L’interprétation évolutive des conventions internationales de protection des droits de l’homme
Contribution à l'étude de la fonction interprétative du juge international
Julie Ferrero
Quatrième de couverture
Les conventions internationales de protection des droits de l’Homme ont été élaborées au début de la seconde moitié du XXe siècle. Or, le champ matériel de ces traités est étroitement connecté aux réalités humaines, elles-mêmes en constante évolution. Les développements technologiques, sociaux, économiques ou scientifiques peuvent en conséquence avoir des implications directes sur l’exercice des droits et libertés fondamentaux. L’interprétation évolutive de ces instruments, consistant à les envisager « à la lumière des conditions actuelles », est alors devenue courante dans la pratique des juridictions spécialisées, bien qu’elle soit parfois envisagée avec méfiance. Absente des règles d’interprétation du droit international formulées dans la Convention de Vienne sur le droit des traités, cette modalité interprétative intrigue dans la mesure où elle conduit le juge à s’écarter parfois explicitement du texte de l’accord et donc de la volonté des parties. Pour autant, face à l’enjeu que représente le maintien de l’effectivité du droit dans le temps, force est de constater que l’application de ces conventions impose leur actualisation. L’interprétation évolutive invite par conséquent à une réévaluation de la fonction interprétative du juge international, entre son encadrement théorique traditionnellement strict et les exigences empiriques du droit international contemporain.

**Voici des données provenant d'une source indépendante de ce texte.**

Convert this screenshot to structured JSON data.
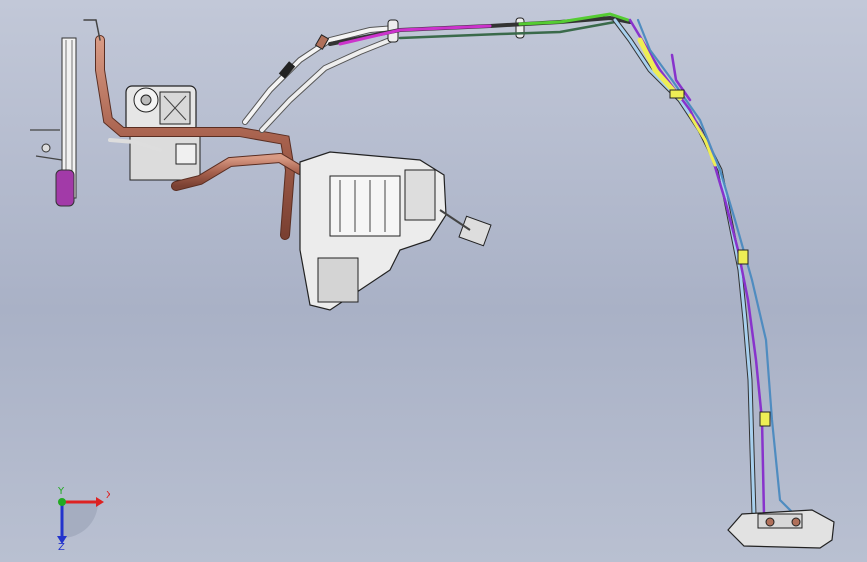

À partir de cette méthode particulière, cette thèse vise à démontrer que le juge international de protection des droits de l’Homme bénéficie d’une ample marge de manœuvre dans le processus interprétatif qui, sans impliquer une quelconque exclusivité de la méthode aux droits de l’Homme, tient essentiellement aux conditions dans lesquelles il exerce son office. Cette latitude est en réalité indispensable et lui permet de contribuer à une adaptation quotidienne du droit international devenue vitale. La mise au jour de la véritable nature de ses fonctions atteste de la part de créativité inhérente à l’activité interprétative et participe à la remise en question de la fiction classique de l’application mécanique du droit au fait, strictement encadrée par les limites du consensualisme. Plus encore, les implications de l’interprétation évolutive conduisent à lever le voile qui masquait jusqu’alors les fondements et la légitimité du pouvoir du juge et permettent d’en proposer des perspectives d’amélioration.